Now I can’t stop blubbering.

It fucking hurts.

It started out quite nice. She sounded positively chirpy, telling me she’d seen the YouTube links I’d sent her of the singer Mika on the French program “Taratata”. She asked if I was home, so she could call me on the landline, rather than the cell. After the day I’d just had, I was positively thrilled to have a good talk with my mom.

When I picked up the phone in the kitchen, mug o’ tea all ready for a nice, much needed chat, it all went to pot. Mom started hounding me on my not scouring the driving places for information (to make a comparative analysis of prices!) and then just went right on with my lack of doing anything, my not caring about anything, my being worthless and without ambition, you name it.

Picture, if you will, me. Little ol’ me in sweatpants and a purple hoodie, makeup still on but smudged, hair messily tied back. I’m sitting on a stool in the kitchen, my feet propped up on it so I can rest my elbows on my knees – yes, I’m flexible. In my left hand, I’m holding the phone away from me, the shrill rants of my mother still loud enough to be heard – and understood, if I try. I’m staring away into space, trying not to listen too closely to my mother out of self-preservation, trying to just blank out everything until it’s over.

Now picture that monologue for some fifteen minutes. Maybe twenty. Gods know. It was much too long anyway.

I once, very recently, told my mother that she’d never shown me support. She didn’t – and still doesn’t – understand what I meant. Yes, she’s helped me. But there’s a very big difference, particularly on the emotional front, between helping someone do something, and standing behind them, cheering them on. I would have liked some cheering.

For example, it’s nice that mom’s checking out other driving schools that may cost less, and telling me what to investigate, It’s not, however, nice to tell me that I don’t give a shit about anything and that I’m never going to do anything anyway.
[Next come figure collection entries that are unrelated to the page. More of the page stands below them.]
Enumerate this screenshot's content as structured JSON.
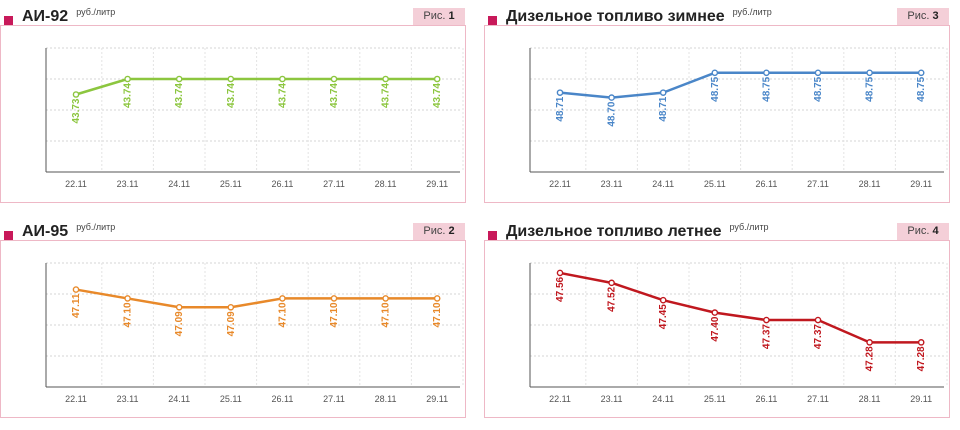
{
  "fig_prefix": "Рис.",
  "unit": "руб./литр",
  "chart_data": [
    {
      "type": "line",
      "title": "АИ-92",
      "unit": "руб./литр",
      "fig_num": "1",
      "color": "#8cc63f",
      "categories": [
        "22.11",
        "23.11",
        "24.11",
        "25.11",
        "26.11",
        "27.11",
        "28.11",
        "29.11"
      ],
      "values": [
        43.73,
        43.74,
        43.74,
        43.74,
        43.74,
        43.74,
        43.74,
        43.74
      ],
      "labels": [
        "43.73",
        "43.74",
        "43.74",
        "43.74",
        "43.74",
        "43.74",
        "43.74",
        "43.74"
      ],
      "ylim": [
        43.68,
        43.76
      ],
      "grid": true
    },
    {
      "type": "line",
      "title": "Дизельное топливо зимнее",
      "unit": "руб./литр",
      "fig_num": "3",
      "color": "#4a86c8",
      "categories": [
        "22.11",
        "23.11",
        "24.11",
        "25.11",
        "26.11",
        "27.11",
        "28.11",
        "29.11"
      ],
      "values": [
        48.71,
        48.7,
        48.71,
        48.75,
        48.75,
        48.75,
        48.75,
        48.75
      ],
      "labels": [
        "48.71",
        "48.70",
        "48.71",
        "48.75",
        "48.75",
        "48.75",
        "48.75",
        "48.75"
      ],
      "ylim": [
        48.55,
        48.8
      ],
      "grid": true
    },
    {
      "type": "line",
      "title": "АИ-95",
      "unit": "руб./литр",
      "fig_num": "2",
      "color": "#e8892a",
      "categories": [
        "22.11",
        "23.11",
        "24.11",
        "25.11",
        "26.11",
        "27.11",
        "28.11",
        "29.11"
      ],
      "values": [
        47.11,
        47.1,
        47.09,
        47.09,
        47.1,
        47.1,
        47.1,
        47.1
      ],
      "labels": [
        "47.11",
        "47.10",
        "47.09",
        "47.09",
        "47.10",
        "47.10",
        "47.10",
        "47.10"
      ],
      "ylim": [
        47.0,
        47.14
      ],
      "grid": true
    },
    {
      "type": "line",
      "title": "Дизельное топливо летнее",
      "unit": "руб./литр",
      "fig_num": "4",
      "color": "#c0181f",
      "categories": [
        "22.11",
        "23.11",
        "24.11",
        "25.11",
        "26.11",
        "27.11",
        "28.11",
        "29.11"
      ],
      "values": [
        47.56,
        47.52,
        47.45,
        47.4,
        47.37,
        47.37,
        47.28,
        47.28
      ],
      "labels": [
        "47.56",
        "47.52",
        "47.45",
        "47.40",
        "47.37",
        "47.37",
        "47.28",
        "47.28"
      ],
      "ylim": [
        47.1,
        47.6
      ],
      "grid": true
    }
  ]
}
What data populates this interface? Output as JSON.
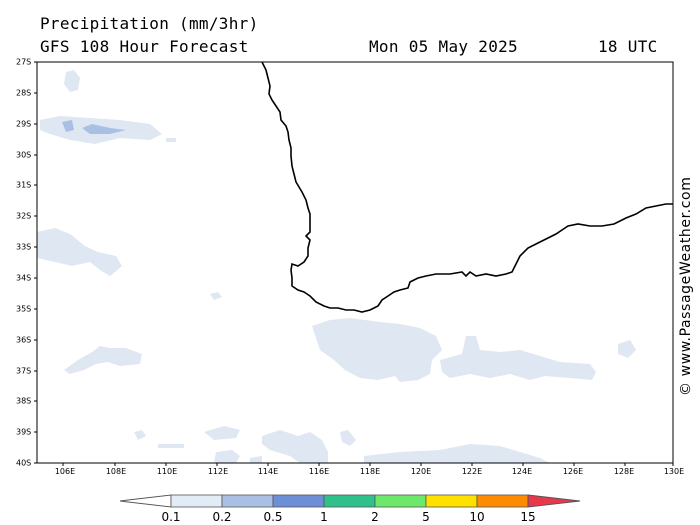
{
  "header": {
    "title": "Precipitation (mm/3hr)",
    "subtitle": "GFS 108 Hour Forecast",
    "date": "Mon 05 May 2025",
    "time": "18 UTC"
  },
  "credit": "© www.PassageWeather.com",
  "map": {
    "region": "South-western Australia and adjacent Indian / Southern Ocean",
    "lat_labels": [
      "27S",
      "28S",
      "29S",
      "30S",
      "31S",
      "32S",
      "33S",
      "34S",
      "35S",
      "36S",
      "37S",
      "38S",
      "39S",
      "40S"
    ],
    "lon_labels": [
      "106E",
      "108E",
      "110E",
      "112E",
      "114E",
      "116E",
      "118E",
      "120E",
      "122E",
      "124E",
      "126E",
      "128E",
      "130E"
    ],
    "coastline_color": "#000000",
    "precip_fill_colors": {
      "0.1-0.2": "#dfe7f3",
      "0.2-0.5": "#a9c0e4"
    }
  },
  "legend": {
    "labels": [
      "0.1",
      "0.2",
      "0.5",
      "1",
      "2",
      "5",
      "10",
      "15"
    ],
    "colors": [
      "#e3ebf6",
      "#a9c0e4",
      "#6d8fd8",
      "#30c08c",
      "#6ee86a",
      "#ffe100",
      "#ff8c00",
      "#e8384a"
    ],
    "low_arrow_color": "#ffffff",
    "units": "mm/3hr"
  }
}
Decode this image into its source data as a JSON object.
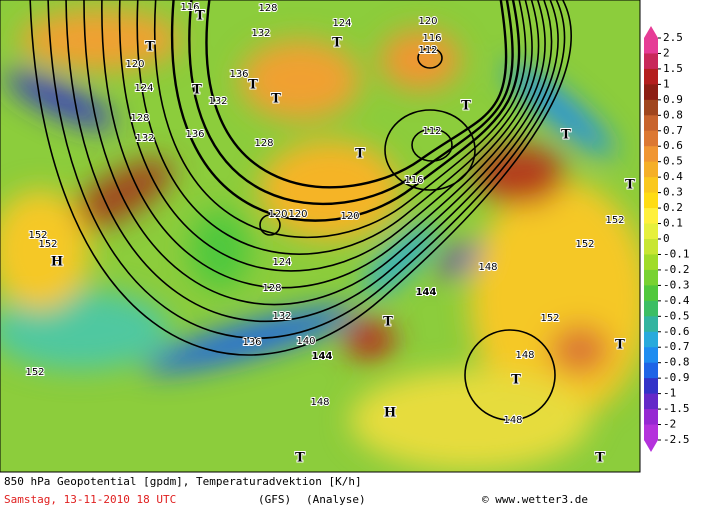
{
  "map": {
    "contour_labels": [
      "116",
      "128",
      "124",
      "120",
      "116",
      "112",
      "132",
      "120",
      "124",
      "136",
      "132",
      "128",
      "132",
      "136",
      "128",
      "112",
      "116",
      "120",
      "120",
      "120",
      "124",
      "128",
      "132",
      "136",
      "140",
      "144",
      "144",
      "148",
      "152",
      "152",
      "152",
      "152",
      "152",
      "148",
      "148",
      "148",
      "152"
    ],
    "symbols": [
      "T",
      "T",
      "T",
      "T",
      "T",
      "T",
      "T",
      "T",
      "T",
      "T",
      "T",
      "T",
      "T",
      "T",
      "T",
      "H",
      "H"
    ]
  },
  "colorbar": {
    "labels": [
      "2.5",
      "2",
      "1.5",
      "1",
      "0.9",
      "0.8",
      "0.7",
      "0.6",
      "0.5",
      "0.4",
      "0.3",
      "0.2",
      "0.1",
      "0",
      "-0.1",
      "-0.2",
      "-0.3",
      "-0.4",
      "-0.5",
      "-0.6",
      "-0.7",
      "-0.8",
      "-0.9",
      "-1",
      "-1.5",
      "-2",
      "-2.5"
    ],
    "colors": [
      "#e63c96",
      "#c8285a",
      "#b41e1e",
      "#8c1e14",
      "#a0461e",
      "#c8642d",
      "#dc7832",
      "#f09632",
      "#f5af28",
      "#fac81e",
      "#ffdc14",
      "#fff03c",
      "#e6f03c",
      "#c8e632",
      "#a0dc28",
      "#78d232",
      "#50c83c",
      "#3cbe64",
      "#32b4a0",
      "#28aadc",
      "#1e8cf0",
      "#1e64e6",
      "#3232c8",
      "#6428c8",
      "#9628d2",
      "#b432dc"
    ]
  },
  "footer": {
    "title": "850 hPa Geopotential [gpdm], Temperaturadvektion [K/h]",
    "date": "Samstag, 13-11-2010  18 UTC",
    "model": "(GFS)",
    "run": "(Analyse)",
    "credit": "© www.wetter3.de"
  }
}
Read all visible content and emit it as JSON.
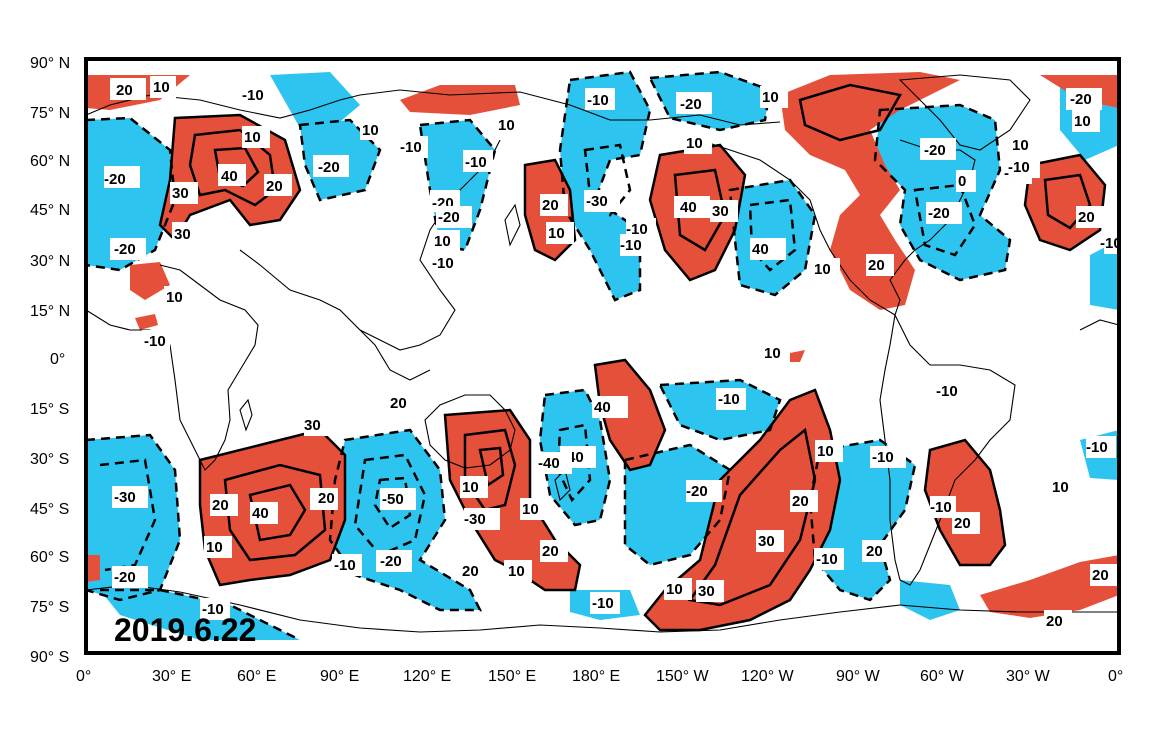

Makes me want to just say no to the whole driving thing.

And to a fuckload of other things.

Not to be too Romantic about it, but I’m miserably unhappy and have no one to talk to.

PS: Linky-links will be done later, when internet doesn't randomly die on me.


* Neil Gaiman, poem in The Goldfish Pool and Other Stories from the collection Smoke and Mirrors
** Here in Spain, the average age at which people leave their parents’ house is round about 30. The young ‘uns blame it on lack, or expense, of housing, but I suspect it’s the comfort of having your meals prepared and your laundry washed that clinches the deal. That people are not horrified at the prospect of still living with their parents when their 30 may also be a problem. I, for one, am horrified.

Date: 2007-04-15 12:24 am (UTC)
From: [identity profile] meaningofliff.livejournal.com
*huggs* take courage my dear. Don't you just hate when these really sucky days come along, and nobody seems to understand...

Maybe you *should* have a nice long cry. I find that a good'ol bawling the eyes out can be quite therapeutic :) Mine usually make their appearance at bedtime (when I'm guaranteed to not be interrupted), although remember to keep lots of kleenex nearby so you don't have to go fishing for it ;)

Date: 2007-04-15 02:48 pm (UTC)
From: [identity profile] bending-sickle.livejournal.com
*hugs back* Thanks darling. I had a semi-good cry about it all, and I feel a bit better about things. Just one of those rough patches you've got to ride through, I guess.